Resilient message processing playbook

Checklist and code snippets for keeping queues flowing when consumers misbehave.

Neon message board

The fastest way to break a distributed system is to ignore how messages fail. We keep consumers predictable by codifying retries, backpressure, and observability in one playbook.

Isolate retries from DLQs

Send retriable errors back to the queue with jittered delays. Only poison messages land in the dead-letter queue.

const RETRYABLE = new Set(["ECONNRESET", "ETIMEDOUT"]);

export async function handle(message: Job) {
  try {
    await process(message);
  } catch (err) {
    const code = getCode(err);
    if (RETRYABLE.has(code)) {
      const delay = Math.min(30000, Math.random() * 5000 + 2000);
      await queue.nack(message, { requeue: true, delayMs: delay });
      return;
    }

    await dlq.publish({ ...message, error: code });
  }
}

Cap in-flight work with tokens

Consumer autoscaling is great until one pod grabs too much work. Use a token bucket to enforce concurrency limits.
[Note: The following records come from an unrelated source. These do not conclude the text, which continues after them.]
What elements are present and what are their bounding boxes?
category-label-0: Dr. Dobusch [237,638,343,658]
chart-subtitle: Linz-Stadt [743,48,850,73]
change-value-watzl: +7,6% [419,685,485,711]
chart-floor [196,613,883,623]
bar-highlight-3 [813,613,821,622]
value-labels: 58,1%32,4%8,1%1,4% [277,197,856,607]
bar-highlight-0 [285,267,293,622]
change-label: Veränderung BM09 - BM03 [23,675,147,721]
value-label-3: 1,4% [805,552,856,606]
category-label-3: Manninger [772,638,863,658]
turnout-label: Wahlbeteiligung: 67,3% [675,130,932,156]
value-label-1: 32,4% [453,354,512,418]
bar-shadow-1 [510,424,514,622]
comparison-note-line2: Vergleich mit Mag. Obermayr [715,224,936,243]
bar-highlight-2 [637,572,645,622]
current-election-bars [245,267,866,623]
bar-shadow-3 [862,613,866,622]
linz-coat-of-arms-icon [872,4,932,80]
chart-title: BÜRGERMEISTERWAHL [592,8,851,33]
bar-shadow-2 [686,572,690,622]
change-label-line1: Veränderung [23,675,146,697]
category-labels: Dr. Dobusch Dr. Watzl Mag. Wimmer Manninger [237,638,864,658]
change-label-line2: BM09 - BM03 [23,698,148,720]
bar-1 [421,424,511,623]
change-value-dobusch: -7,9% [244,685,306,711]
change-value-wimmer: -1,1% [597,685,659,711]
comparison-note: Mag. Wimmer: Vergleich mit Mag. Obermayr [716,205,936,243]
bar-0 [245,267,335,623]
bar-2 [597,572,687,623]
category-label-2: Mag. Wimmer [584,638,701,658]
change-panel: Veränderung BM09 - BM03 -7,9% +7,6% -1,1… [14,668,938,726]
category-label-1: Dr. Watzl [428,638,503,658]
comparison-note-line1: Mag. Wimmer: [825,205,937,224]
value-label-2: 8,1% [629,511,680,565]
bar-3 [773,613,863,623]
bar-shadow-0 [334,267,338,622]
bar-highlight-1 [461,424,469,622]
var tokens = make(chan struct{}, 32)

func handle(msg Message) {
  tokens <- struct{}{}
  go func() {
    defer func() { <-tokens }()
    process(msg)
  }()
}
# surface head-of-line blocking
queue stat --topic invoices --format table

# tokens should roughly equal consumer replicas * handler limit

Attach context-rich logs

If a message lands in the DLQ, the breadcrumbs should already exist.

import structlog
log = structlog.get_logger()

async def process_message(msg: dict):
    with log.bind(message_id=msg["id"], tenant=msg.get("tenant")):
        log.info("message.received")
        result = await run_work(msg)
        log.info("message.done", latency_ms=result.latency_ms)
-- query DLQ volume per tenant
select tenant, count(*) as failures_last_hour
from dlq_events
where ts > now() - interval '1 hour'
group by tenant
order by failures_last_hour desc;

Keep replays boring

Reprocessing should be idempotent by default. Protect your handlers with idempotency keys and external locks.

class Handler
  def call(event)
    lock_key = "replay:#{event.id}"
    with_lock(lock_key, ttl: 60) do
      return if seen?(event.id)

      persist(event)
      produce(event.next_step)
    end
  end
end
# spot check duplicates during a replay
rg "replay" logs/consumer.log | awk '{print $5}' | sort | uniq -c | sort -nr | head

Queues rarely fail loudly. By codifying these patterns, you can keep latency predictable even when downstreams are having a rough day.